Asian Mental Health (Part 1)

Mental health needs are not generally recognised or acknowledged within Asian communities living in Great Britain. I know this is a contentious statement, and perhaps a gross generalisation. However, one cannot deny that when depression or anxiety is talked about with first generation Asian migrants, a look of bewilderment fills their faces. ‘What is there to be depressed about ?’ is often the question asked. ‘What is this depression anyway – we never heard of it back home’ is often the follow-up remark. Then it develops into an analysis of the fact that the community now has nice homes, good food to enjoy and adequate means of transport – how then can anyone feel depressed ?

Perhaps it’s something to do with the fact that when people of my parents generation moved to England, they came out of economic need. Back ‘home’, there were daily struggles for many with basic day to day needs, but families stayed close together, and made the most of what little they had. When food, clothing and shelter are not guaranteed, there is no time to reflect on emotional needs. Navel gazing would not fill anyone’s stomach, and survival depended on hard work. It’s no wonder then that there is surprise and confusion, when everything is available and provided for, yet people talk of feeling worried, or low in mood. This is a concern, because we cannot seek appropriate help for problems until we recognise there is a need.

Whilst the Asian community itself may hold back from recognising mental health needs, there is a prevalent belief amongst support professionals (such as GP’s, health visitors and so forth) that Asians function well in society and have few emotional adjustment problems. These beliefs may stem from the fact that Asians have tended to live in supportive enclaves and extended family networks. Furthermore, they have tended to gain support from religious networks, and have generally enjoyed good educational and occupational status.

Then, we have the research evidence which indicates that Asians are psychologically robust.
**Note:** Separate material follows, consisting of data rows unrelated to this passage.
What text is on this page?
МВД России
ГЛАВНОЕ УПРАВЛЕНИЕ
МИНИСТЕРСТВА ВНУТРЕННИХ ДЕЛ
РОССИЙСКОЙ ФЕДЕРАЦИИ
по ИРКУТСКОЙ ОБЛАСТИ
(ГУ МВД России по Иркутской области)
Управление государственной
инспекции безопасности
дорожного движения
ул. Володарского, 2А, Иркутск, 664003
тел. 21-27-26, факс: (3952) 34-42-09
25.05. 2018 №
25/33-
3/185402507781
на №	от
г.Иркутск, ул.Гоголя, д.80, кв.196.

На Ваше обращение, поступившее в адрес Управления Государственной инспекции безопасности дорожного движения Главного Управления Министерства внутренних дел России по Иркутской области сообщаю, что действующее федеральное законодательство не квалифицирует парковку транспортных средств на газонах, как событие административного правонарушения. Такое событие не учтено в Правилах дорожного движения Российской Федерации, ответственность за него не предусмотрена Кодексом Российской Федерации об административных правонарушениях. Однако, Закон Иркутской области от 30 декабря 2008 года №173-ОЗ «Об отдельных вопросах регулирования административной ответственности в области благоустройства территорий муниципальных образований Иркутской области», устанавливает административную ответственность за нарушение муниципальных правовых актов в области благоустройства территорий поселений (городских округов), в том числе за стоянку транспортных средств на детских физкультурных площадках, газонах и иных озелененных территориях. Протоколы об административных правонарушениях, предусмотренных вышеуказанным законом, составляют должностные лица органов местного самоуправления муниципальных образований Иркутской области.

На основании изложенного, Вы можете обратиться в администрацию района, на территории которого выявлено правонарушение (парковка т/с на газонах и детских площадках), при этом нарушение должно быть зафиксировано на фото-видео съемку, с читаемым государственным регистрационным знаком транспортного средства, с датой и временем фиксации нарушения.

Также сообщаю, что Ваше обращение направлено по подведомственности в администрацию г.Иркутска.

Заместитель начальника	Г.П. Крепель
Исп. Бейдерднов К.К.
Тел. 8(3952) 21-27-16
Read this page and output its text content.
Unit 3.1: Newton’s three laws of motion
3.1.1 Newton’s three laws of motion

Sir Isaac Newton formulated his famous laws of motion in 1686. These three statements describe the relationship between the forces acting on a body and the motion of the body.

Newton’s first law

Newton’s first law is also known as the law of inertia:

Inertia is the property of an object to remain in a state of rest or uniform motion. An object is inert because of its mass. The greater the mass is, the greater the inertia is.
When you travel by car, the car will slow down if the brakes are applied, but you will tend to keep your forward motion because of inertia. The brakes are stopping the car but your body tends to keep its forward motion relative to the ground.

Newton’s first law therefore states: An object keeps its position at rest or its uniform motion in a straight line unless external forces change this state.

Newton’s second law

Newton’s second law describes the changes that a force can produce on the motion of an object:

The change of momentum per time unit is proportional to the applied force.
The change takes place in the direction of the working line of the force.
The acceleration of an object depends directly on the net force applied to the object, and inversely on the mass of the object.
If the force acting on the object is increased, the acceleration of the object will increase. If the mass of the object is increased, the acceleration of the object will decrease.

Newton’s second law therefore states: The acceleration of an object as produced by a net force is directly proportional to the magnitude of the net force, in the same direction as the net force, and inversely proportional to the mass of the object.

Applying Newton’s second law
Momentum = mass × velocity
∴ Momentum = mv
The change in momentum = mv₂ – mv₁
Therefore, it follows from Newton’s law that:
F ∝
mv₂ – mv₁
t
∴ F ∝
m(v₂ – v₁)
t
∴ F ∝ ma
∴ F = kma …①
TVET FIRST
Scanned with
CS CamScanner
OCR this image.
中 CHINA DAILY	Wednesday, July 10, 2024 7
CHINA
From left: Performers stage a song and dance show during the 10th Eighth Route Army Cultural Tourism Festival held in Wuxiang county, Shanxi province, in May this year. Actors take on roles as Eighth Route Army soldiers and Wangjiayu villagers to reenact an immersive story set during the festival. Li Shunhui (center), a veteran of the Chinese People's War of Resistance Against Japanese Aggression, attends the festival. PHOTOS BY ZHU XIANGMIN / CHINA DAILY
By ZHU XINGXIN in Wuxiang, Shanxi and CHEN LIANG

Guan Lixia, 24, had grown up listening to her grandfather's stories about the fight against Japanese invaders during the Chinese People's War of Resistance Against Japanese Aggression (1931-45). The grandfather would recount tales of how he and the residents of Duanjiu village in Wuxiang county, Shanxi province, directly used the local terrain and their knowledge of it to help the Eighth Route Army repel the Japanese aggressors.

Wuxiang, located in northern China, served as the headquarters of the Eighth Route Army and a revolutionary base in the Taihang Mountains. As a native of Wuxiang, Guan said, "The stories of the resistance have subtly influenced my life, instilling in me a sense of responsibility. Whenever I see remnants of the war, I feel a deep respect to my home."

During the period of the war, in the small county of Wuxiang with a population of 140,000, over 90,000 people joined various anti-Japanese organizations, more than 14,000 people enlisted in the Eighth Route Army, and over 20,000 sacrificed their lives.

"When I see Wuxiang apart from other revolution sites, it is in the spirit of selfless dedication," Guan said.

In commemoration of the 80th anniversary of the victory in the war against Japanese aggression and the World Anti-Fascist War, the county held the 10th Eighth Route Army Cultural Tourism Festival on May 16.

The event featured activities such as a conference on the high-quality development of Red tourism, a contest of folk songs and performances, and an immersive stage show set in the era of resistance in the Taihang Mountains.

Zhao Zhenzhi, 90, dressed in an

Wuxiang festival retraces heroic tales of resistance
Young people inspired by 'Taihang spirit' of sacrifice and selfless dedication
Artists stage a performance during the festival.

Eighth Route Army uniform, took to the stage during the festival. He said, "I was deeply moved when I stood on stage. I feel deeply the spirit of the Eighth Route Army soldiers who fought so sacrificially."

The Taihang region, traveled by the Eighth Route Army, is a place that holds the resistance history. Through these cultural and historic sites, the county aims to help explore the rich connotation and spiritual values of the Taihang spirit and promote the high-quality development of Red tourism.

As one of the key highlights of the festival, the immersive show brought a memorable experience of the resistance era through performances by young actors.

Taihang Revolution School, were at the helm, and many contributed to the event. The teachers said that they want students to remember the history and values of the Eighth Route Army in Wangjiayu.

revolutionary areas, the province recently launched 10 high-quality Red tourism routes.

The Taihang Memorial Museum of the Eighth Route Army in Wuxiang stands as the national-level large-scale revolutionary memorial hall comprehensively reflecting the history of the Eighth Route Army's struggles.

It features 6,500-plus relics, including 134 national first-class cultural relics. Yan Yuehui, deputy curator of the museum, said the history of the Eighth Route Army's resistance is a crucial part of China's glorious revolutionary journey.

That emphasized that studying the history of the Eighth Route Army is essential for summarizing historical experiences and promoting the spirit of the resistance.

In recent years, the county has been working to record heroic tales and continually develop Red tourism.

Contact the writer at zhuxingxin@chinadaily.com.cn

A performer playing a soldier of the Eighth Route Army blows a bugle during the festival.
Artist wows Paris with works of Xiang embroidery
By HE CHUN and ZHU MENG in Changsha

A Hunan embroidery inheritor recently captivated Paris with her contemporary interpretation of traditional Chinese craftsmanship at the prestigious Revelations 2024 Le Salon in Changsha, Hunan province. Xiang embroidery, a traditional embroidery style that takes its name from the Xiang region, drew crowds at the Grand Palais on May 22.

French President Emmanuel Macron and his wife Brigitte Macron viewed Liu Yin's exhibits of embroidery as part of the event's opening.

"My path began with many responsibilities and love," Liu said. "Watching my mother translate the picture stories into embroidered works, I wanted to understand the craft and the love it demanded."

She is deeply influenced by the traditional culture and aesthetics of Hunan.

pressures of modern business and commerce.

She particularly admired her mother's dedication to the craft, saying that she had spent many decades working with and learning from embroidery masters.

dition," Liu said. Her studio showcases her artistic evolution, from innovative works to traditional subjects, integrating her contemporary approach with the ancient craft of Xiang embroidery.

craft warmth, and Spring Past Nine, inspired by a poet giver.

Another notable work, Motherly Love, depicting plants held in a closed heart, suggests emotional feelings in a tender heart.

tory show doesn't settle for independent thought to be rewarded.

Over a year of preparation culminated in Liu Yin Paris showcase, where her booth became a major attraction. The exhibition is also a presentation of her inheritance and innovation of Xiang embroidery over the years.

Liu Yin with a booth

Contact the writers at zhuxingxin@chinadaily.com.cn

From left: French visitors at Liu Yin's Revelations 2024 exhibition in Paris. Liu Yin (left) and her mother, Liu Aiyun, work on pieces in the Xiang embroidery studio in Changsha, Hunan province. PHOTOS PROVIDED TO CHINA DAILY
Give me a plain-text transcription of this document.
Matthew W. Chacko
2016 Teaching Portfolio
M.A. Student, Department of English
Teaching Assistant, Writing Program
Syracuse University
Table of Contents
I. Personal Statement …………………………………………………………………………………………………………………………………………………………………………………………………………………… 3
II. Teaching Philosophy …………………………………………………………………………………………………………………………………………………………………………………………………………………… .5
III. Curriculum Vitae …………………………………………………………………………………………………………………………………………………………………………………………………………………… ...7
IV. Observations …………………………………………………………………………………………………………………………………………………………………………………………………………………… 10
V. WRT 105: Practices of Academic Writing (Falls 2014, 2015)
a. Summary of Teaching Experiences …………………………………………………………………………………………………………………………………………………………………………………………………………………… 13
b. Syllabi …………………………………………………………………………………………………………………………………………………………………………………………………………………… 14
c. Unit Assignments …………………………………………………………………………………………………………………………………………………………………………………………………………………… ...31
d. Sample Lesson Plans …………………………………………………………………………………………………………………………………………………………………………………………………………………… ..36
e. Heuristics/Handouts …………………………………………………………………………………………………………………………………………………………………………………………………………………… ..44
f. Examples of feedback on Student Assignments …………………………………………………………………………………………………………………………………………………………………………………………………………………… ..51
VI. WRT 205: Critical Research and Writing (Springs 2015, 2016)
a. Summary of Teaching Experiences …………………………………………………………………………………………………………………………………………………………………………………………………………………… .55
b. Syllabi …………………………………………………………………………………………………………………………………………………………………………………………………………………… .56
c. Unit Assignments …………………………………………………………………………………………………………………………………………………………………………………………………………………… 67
Asians have been found to endorse fewer items relating to psychological symptoms on self report measures, as compared to their Caucasian counterparts (Durvasula & Mylvaganam, 1994).They have been cited to report lower rates of mental disturbance and the fact is they have fewer admissions to mental health hospitals than either the host population or other ethnic groups (Crowley, 1991). Furthermore, whereas suicide rates for most immigrants in Britain are greater than the British born, this does not seem to be the case for Asian populations (Littlewood & Lipsedge, 1989).

These findings beg the question – are Asians bewildered by talk of mental health problems because they really don’t experience such needs ? Are Asians underrepresented in mental health services because they have less cause to use them ? I seriously doubt it. Stress and emotional fatigue are universal experiences. We all need to feel secure, loved and appreciated. We all have some degree of hang-up about being approved of, being seen to be successful and well-balanced. Where these needs are present, anxiety and depression cannot be far behind.

It is important at this point to make a critique of the prevalence data that has been outlined. In reality it is difficult to evaluate the extent of psychological needs in any group. Inpatient status at a mental health hospital or indeed referral rates to outpatient mental health services are very blunt instruments for measuring rates of psychological distress in populations. Not all individuals who are distressed seek help, or gain appropriate referrals to secondary agencies. Furthermore, to measure prevalence we need precise operational definitions of the disorder concerned, together with valid measures for it’s ascertainment. We also need to define the population to be studied. Clearly, there is potential for methodological shortcomings at each level described, and prevalence statistics need to viewed with extreme caution. Disorders can be difficult to define within cultures, let alone across them. In respect of ‘depression’, Rack (1982, p.105) states that “reports of the incidence of depression in various cultures are unreliable”, and contends that depressive illness exists wherever it is looked for, if the questions are rightly framed.

There may be various factors which influence the degree to which immigrant groups consult services for help. These may be intrinsic to the community (e.g. alternative sources of support, shame associated with mental health problems, differential means of expressing and dealing with distress and so on). There may also be other, more external factors (e.g. service related barriers, difficulties that medical practitioners may have in detecting mental health concerns etc.). It is known that Asians can consult alternative practitioners (e.g. Vaids, Hakims etc.). In a study by Aslam (1979), the work of a visiting Hakim was followed over a four day period in London. 96 patients were seen, some travelling from great distances, and according to the classification system of the Hakim a range of complaints were ‘diagnosed’. Mental difficulties were diagnosed most frequently, followed by nutritional, circulatory and genito-urinary complaints. It is not unlikely that some of the patients had psychological components to these conditions. As Rack (1982, p.188) puts it, “in respect of mental illness, the evidence suggests that Hakims deal with a great many cases of neurosis and psychosomatic illness, in which communication and cultural sensitivity are vital, and they offer a specific service for sexual dysfunction. These are areas in which the British practitioner has relatively little to offer”.

I would suggest therefore, that Asians do indeed suffer mental health needs, but may need additional help to recognise or talk about them. Support professionals also need training in how to ask the right questions, and understand the particular ways in which Asians express their needs.